In fast jeder INVADE-Praxis arbeitet mindestens eine zertifizierte Präventionsassistentin. Dabei handelt es sich um Medizinische Fachangestellte und Krankenschwestern, die an der INVADE-Akademie standardisierte Schulungen absolviert haben. „Sie sind der Schlüssel dazu, den Kontakt zu den Patienten zu halten“, so Gotzler. „Einige Patienten sind seit zwanzig Jahren dabei und wissen das Angebot sehr zu schätzen.“

Eine epidemiologische Forschungsgruppe vom Klinikum rechts der Isar hat das Projekt wissenschaftlich begleitet und seine Wirkungen in zwei umfangreichen Datenanalysen geprüft.

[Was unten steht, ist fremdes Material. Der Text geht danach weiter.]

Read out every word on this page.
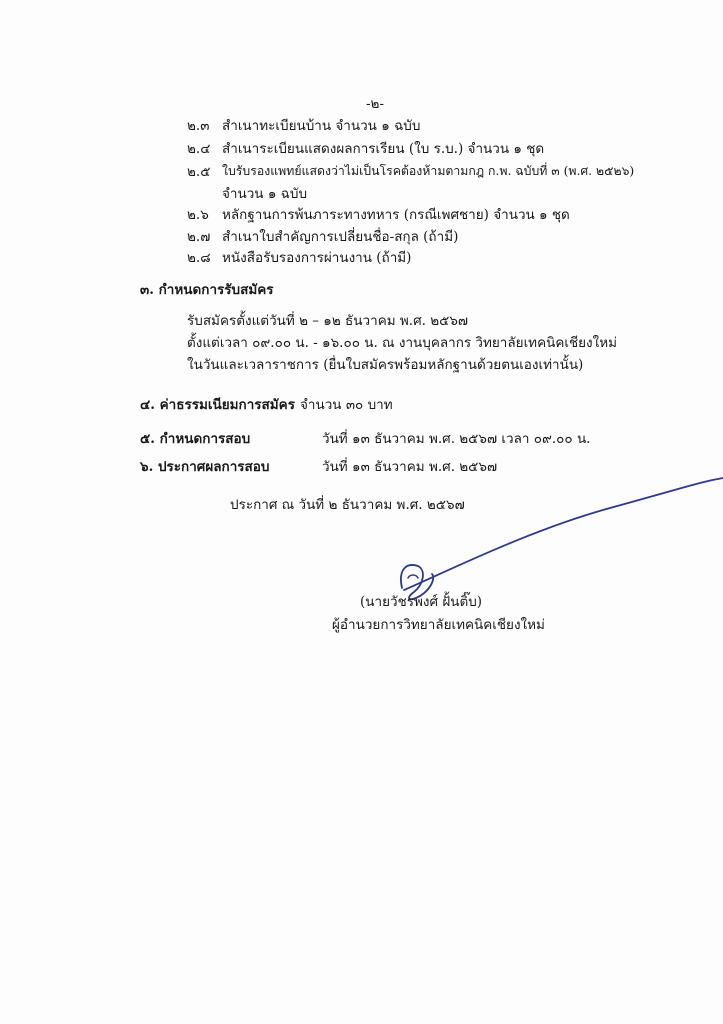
-๒-
๒.๓ สำเนาทะเบียนบ้าน จำนวน ๑ ฉบับ
๒.๔ สำเนาระเบียนแสดงผลการเรียน (ใบ ร.บ.) จำนวน ๑ ชุด
๒.๕ ใบรับรองแพทย์แสดงว่าไม่เป็นโรคต้องห้ามตามกฎ ก.พ. ฉบับที่ ๓ (พ.ศ. ๒๕๒๖)
จำนวน ๑ ฉบับ
๒.๖ หลักฐานการพ้นภาระทางทหาร (กรณีเพศชาย) จำนวน ๑ ชุด
๒.๗ สำเนาใบสำคัญการเปลี่ยนชื่อ-สกุล (ถ้ามี)
๒.๘ หนังสือรับรองการผ่านงาน (ถ้ามี)
๓. กำหนดการรับสมัคร
รับสมัครตั้งแต่วันที่ ๒ – ๑๒ ธันวาคม พ.ศ. ๒๕๖๗
ตั้งแต่เวลา ๐๙.๐๐ น. - ๑๖.๐๐ น. ณ งานบุคลากร วิทยาลัยเทคนิคเชียงใหม่
ในวันและเวลาราชการ (ยื่นใบสมัครพร้อมหลักฐานด้วยตนเองเท่านั้น)
๔. ค่าธรรมเนียมการสมัคร จำนวน ๓๐ บาท
๕. กำหนดการสอบ	วันที่ ๑๓ ธันวาคม พ.ศ. ๒๕๖๗ เวลา ๐๙.๐๐ น.
๖. ประกาศผลการสอบ	วันที่ ๑๓ ธันวาคม พ.ศ. ๒๕๖๗
ประกาศ ณ วันที่ ๒ ธันวาคม พ.ศ. ๒๕๖๗
(นายวัชรพงศ์ ฝั้นติ๊บ)
ผู้อำนวยการวิทยาลัยเทคนิคเชียงใหม่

Dabei zeigte sich schon in den ersten Nachuntersuchungen, dass sich Risikofaktoren wie beispielsweise erhöhte Cholesterin- und Blutzuckerspiegel sowie erhöhte Blutdruckwerte im Programm verbesserten. Nach Ergebnissen der aktuellen Analyse ist das Risiko für Krankenhauseinweisungen aufgrund von Gefäßerkrankungen des Gehirns um 13 Prozent zurückgegangen. Der Rückgang konnte sowohl für Schlaganfälle als auch die Vorstufen, transitorische ischämische Attacken, beobachtet werden.

Wissenschaft im Hintergrund.

Ausgangspunkt für INVADE war der „Wunsch, evidenzbasierte Medizin in der Arztpraxis zu platzieren“, erzählt Mitgründer Gotzler. „Im Hintergrund läuft permanent eine wissenschaftliche Begleitung.“ Die Zusammenarbeit mit einem kompetenten Wissenschaftsteam hält der Internist für „extrem wichtig“. Die zwanzigjährige Erfolgsgeschichte von INVADE ist kürzlich vom Hufeland-Preis für Präventivmedizin gekrönt worden, den die in der „Deutschen Medizinischen Wochenschrift“ publizierte Arbeit „Prävention von Schlaganfall und Demenz in der Hausarztpraxis: Evaluation des Projektes INVADE“ erhalten hat.

Änne Töpfer ist verantwortliche Redakteurin der G+G.